Das klingt sehr spannend! Über deine üblichen Aufgaben im DWV hinaus hast du im Rahmen Deiner Tätigkeit für den DWV in Kooperation mit der Deutschen Olympischen Akademie (DOA) Unterrichtsmaterialien für Kinder der Sekundarstufe I konzipiert. Mit welchem Themengebiet befassen sich Deine Aufgaben und welches Ziel soll mit der Bereitstellung von Lehrmaterialien im Kontext Olympische Spiele und Surfen erreicht werden?
Michael: Hierzu muss man wissen, dass die Deutschen Olympischen Akademie unter dem Motto Olympia ruft: mach mit!anlässlich der Olympischen Spiele Unterrichtsmaterialen für die Schule herausbringt. Diese sind dann online verfügbar und vielfältig einsetzbar. Thematisch geht es dabei z.B. um olympische Sportarten, die Olympiastadt oder auch das Gastgeberland. In diesem Rahmen habe ich Unterrichtsmaterialien für den Physikunterricht konzipiert. Diese beinhalten ein Interview mit Leon Glatzer und geben einen kleinen Einblick in das große Universum der Surfbretter und des Wellenreitens. Auf fachlicher Ebene geht es dabei um Surfbretter, die Auftriebskraft sowie den Zusammenhang zwischen beidem und die Brettwahl z. B. bei den Olympischen Spielen.
Ganz allgemein zielen die Unterrichtsmaterialen der DOA auf Olympische Bildung ab. Surfen ist für deutsche Schüler*innen tendenziell eine exotische Sportart, mit der sie nur zufällig im Urlaub in Berührung kommen. Rapid Surfen und Wavepools ändern das dahingehend, dass man vermehrt auch in Deutschland surfen gehen kann. Sich in der Schule, im Rahmen von Olympia mit dem Surfen zu beschäftigen, trägt hoffentlich dazu bei, dass sich noch mehr junge Menschen für diesen großartigen Sport begeistern.

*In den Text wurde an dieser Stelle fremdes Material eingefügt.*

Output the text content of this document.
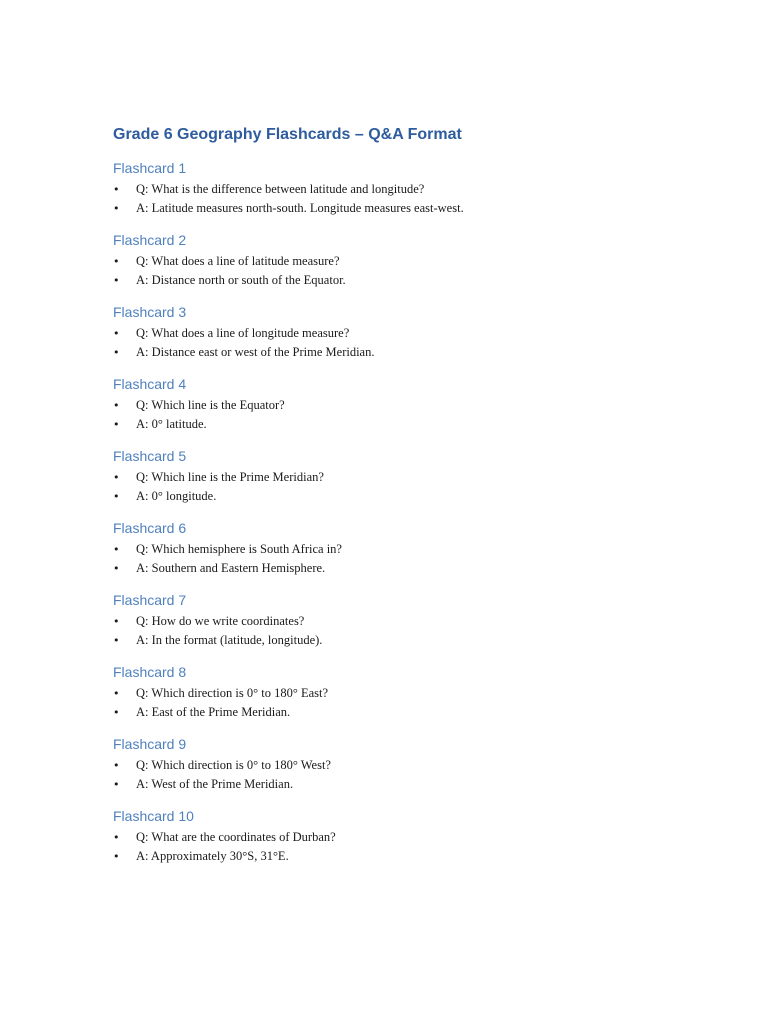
Grade 6 Geography Flashcards – Q&A Format
Flashcard 1
• Q: What is the difference between latitude and longitude?
• A: Latitude measures north-south. Longitude measures east-west.
Flashcard 2
• Q: What does a line of latitude measure?
• A: Distance north or south of the Equator.
Flashcard 3
• Q: What does a line of longitude measure?
• A: Distance east or west of the Prime Meridian.
Flashcard 4
• Q: Which line is the Equator?
• A: 0° latitude.
Flashcard 5
• Q: Which line is the Prime Meridian?
• A: 0° longitude.
Flashcard 6
• Q: Which hemisphere is South Africa in?
• A: Southern and Eastern Hemisphere.
Flashcard 7
• Q: How do we write coordinates?
• A: In the format (latitude, longitude).
Flashcard 8
• Q: Which direction is 0° to 180° East?
• A: East of the Prime Meridian.
Flashcard 9
• Q: Which direction is 0° to 180° West?
• A: West of the Prime Meridian.
Flashcard 10
• Q: What are the coordinates of Durban?
• A: Approximately 30°S, 31°E.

Wir können also festhalten, dass Naturwissenschaften und Surfen eng miteinander verwoben sind. Welche weiteren naturwissenschaftlichen Aspekte könnten für die Schüler aus Deiner Sicht am Beispiel Surfen didaktisch aufbereitet werden?

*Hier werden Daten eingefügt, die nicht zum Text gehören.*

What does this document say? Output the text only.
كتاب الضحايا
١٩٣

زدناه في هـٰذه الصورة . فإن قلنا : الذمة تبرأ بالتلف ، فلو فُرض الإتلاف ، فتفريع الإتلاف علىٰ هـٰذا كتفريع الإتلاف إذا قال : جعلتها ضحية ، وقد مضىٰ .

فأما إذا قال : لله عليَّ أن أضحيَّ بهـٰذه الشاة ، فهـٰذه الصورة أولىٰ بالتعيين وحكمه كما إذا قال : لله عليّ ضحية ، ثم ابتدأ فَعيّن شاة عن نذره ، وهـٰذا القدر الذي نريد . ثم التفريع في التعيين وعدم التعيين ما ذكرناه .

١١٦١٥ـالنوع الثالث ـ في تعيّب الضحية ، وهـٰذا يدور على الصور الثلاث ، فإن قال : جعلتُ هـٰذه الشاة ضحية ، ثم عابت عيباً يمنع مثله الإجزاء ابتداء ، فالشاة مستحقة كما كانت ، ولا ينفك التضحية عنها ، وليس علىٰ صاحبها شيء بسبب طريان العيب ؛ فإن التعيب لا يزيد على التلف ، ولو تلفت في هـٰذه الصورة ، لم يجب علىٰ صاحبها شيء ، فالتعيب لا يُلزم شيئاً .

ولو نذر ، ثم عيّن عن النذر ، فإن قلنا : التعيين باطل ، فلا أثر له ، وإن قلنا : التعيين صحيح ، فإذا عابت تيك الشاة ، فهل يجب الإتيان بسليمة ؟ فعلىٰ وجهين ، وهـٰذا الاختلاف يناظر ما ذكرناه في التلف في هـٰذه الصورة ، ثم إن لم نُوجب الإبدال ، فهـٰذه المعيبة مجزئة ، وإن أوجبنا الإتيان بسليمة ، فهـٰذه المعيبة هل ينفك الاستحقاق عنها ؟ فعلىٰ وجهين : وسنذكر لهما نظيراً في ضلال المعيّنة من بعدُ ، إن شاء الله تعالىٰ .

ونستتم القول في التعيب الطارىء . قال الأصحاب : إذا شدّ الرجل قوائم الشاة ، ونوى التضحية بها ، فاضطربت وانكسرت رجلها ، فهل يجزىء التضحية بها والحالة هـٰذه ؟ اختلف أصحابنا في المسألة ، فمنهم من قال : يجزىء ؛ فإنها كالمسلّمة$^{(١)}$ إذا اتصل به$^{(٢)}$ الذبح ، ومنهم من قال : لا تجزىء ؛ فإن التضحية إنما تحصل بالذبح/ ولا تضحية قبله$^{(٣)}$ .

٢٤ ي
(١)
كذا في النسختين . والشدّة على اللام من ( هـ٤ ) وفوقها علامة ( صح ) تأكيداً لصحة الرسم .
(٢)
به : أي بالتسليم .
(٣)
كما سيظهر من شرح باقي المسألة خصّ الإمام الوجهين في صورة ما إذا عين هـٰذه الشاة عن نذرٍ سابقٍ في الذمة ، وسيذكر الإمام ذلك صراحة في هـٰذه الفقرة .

Michael: Da gibt es tatsächlich sehr viele. Man kann zum Beispiel den gesamten Bereich der Wellenenstehung, Dünung und des Brechens der Wellen betrachten. Lokale Windphänomene, wie die Sea Breeze oder auch das Strömungsverhalten des Wassers um und unter dem Brett bei verschiedenen Shapes und Finnen, wären auch eine Möglichkeit. Spannend ist dann immer auch die Frage, wie das Ganze für eine Schulklasse interessant und gut verständlich aufbereitet werden kann. Man darf nicht vergessen, dass man es nicht mit Surfer*innen zu tun hat, die das auf jeden Fall spannend finden, sondern in der Regel mit jungen Menschen die keinen oder wenig Bezug zu diesem Sport haben. Das Schöne ist aber, dass Wellenreiten hier viel Potenzial bietet die Schüler*innen abzuholen und zu begeistern.

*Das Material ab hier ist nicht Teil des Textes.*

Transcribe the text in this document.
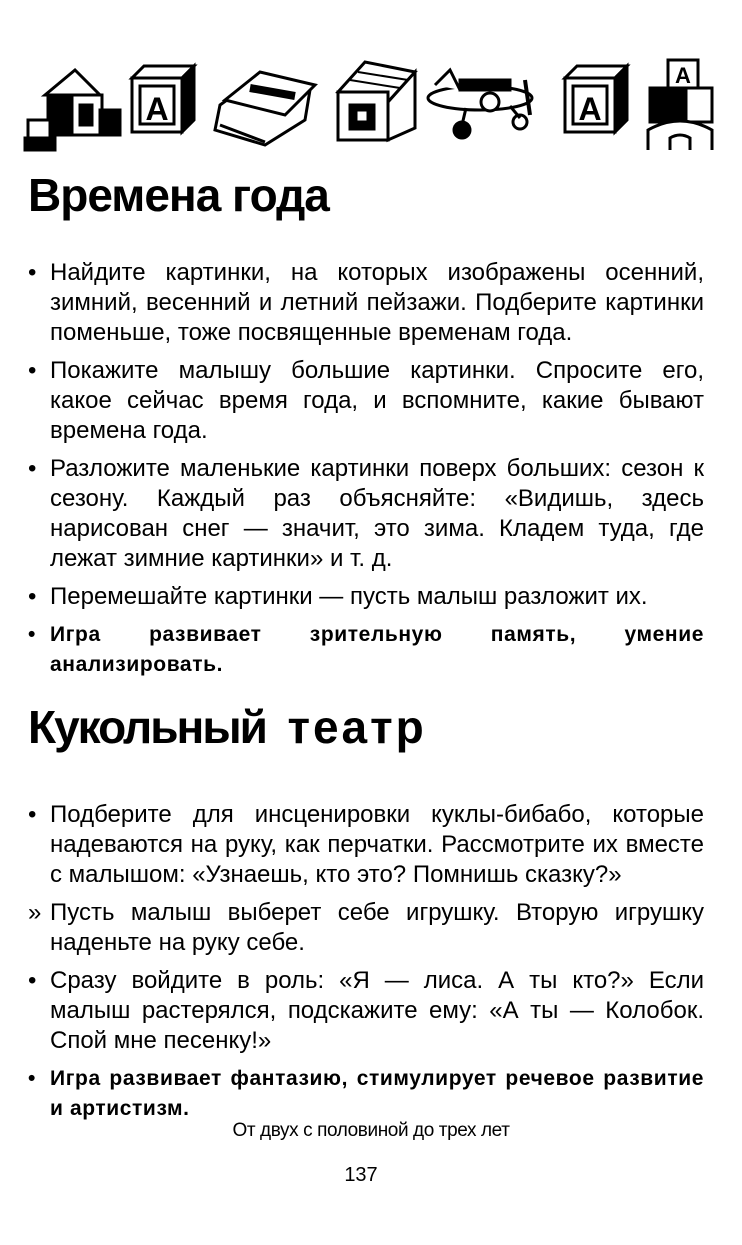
A	A
A
Времена года
• Найдите картинки, на которых изображены осенний, зимний, весенний и летний пейзажи. Подберите картинки поменьше, тоже посвященные временам года.
• Покажите малышу большие картинки. Спросите его, какое сейчас время года, и вспомните, какие бывают времена года.
• Разложите маленькие картинки поверх больших: сезон к сезону. Каждый раз объясняйте: «Видишь, здесь нарисован снег — значит, это зима. Кладем туда, где лежат зимние картинки» и т. д.
• Перемешайте картинки — пусть малыш разложит их.
• Игра развивает зрительную память, умение анализировать.
Кукольный театр
• Подберите для инсценировки куклы-бибабо, которые надеваются на руку, как перчатки. Рассмотрите их вместе с малышом: «Узнаешь, кто это? Помнишь сказку?»
» Пусть малыш выберет себе игрушку. Вторую игрушку наденьте на руку себе.
• Сразу войдите в роль: «Я — лиса. А ты кто?» Если малыш растерялся, подскажите ему: «А ты — Колобок. Спой мне песенку!»
• Игра развивает фантазию, стимулирует речевое развитие и артистизм.
От двух с половиной до трех лет
137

Als passionierter Surfer: Welche Bedeutung hat die Aufnahme des Surfsports als Disziplin bei den Olympischen Spielen 2020 aus deiner Sicht? Welche Chancen siehst du dadurch für den Sport?
Michael: Ich freue mich sehr darüber, dass Surfen bei den Olympischen Spielen vertreten ist und denke dass der Sport davon enorm profitiert. Das mag erst mal etwas abgedroschen klingen, man muss sich aber klar machen, dass durch diesen Schritt in vielen Ländern erst ein Interesse für das Surfen auf nationaler Ebene geweckt wurde. Das bedeutet, dass der Leistungssport in vielen Ländern nun ganz anders gefördert wird als zuvor. So können dann beispielsweise Trainer*innen bezahlt werden und auch weitere Jobs rund um das Surfen entstehen. Das bereichert den Sport. Auch die World Surfing Games haben in meiner Wahrnehmung dadurch ein ganz anderes Gewicht erhalten. Ich freue mich darüber, dass dort so viele Surfer*innen aus so vielen Ländern zusammen kommen, um alles für ihren Olympia Traum zu geben.
Zu guter Letzt – hast Du einen heimlichen Favoriten/eine heimliche Favoritin bei den Olympischen Spielen 2024 in der Kategorie Surfen?
Michael: Mit Camilla Kemp und Tim Elter sind ja auch zwei deutsche Surfer*innen qualifiziert. Ich hoffe natürlich am Ende die beiden jeweils mit einer Medaille zu sehen und wünsche das Beste. Die Konkurrenz ist aber riesig und auf dem Weg dorthin gilt es die besten Surfer*innen der Welt zu schlagen. Bei den Frauen glaube ich, dass Caity Simmers da auf jeden Fall ein Wörtchen mitreden wird und bei den Herren werde ich neben Tim auch John John ganz fest die Daumen drücken. Tim zeigte nicht zuletzt bei der Quemao Class, was für ein herausragender Barrel Rider er ist. Das wird also sehr spannend! Last but not least freue ich mich auch sehr auf Yolanda Hopkins aus Portugal und denke, dass sie in Teahupo’o gute Chancen hat weit zu kommen.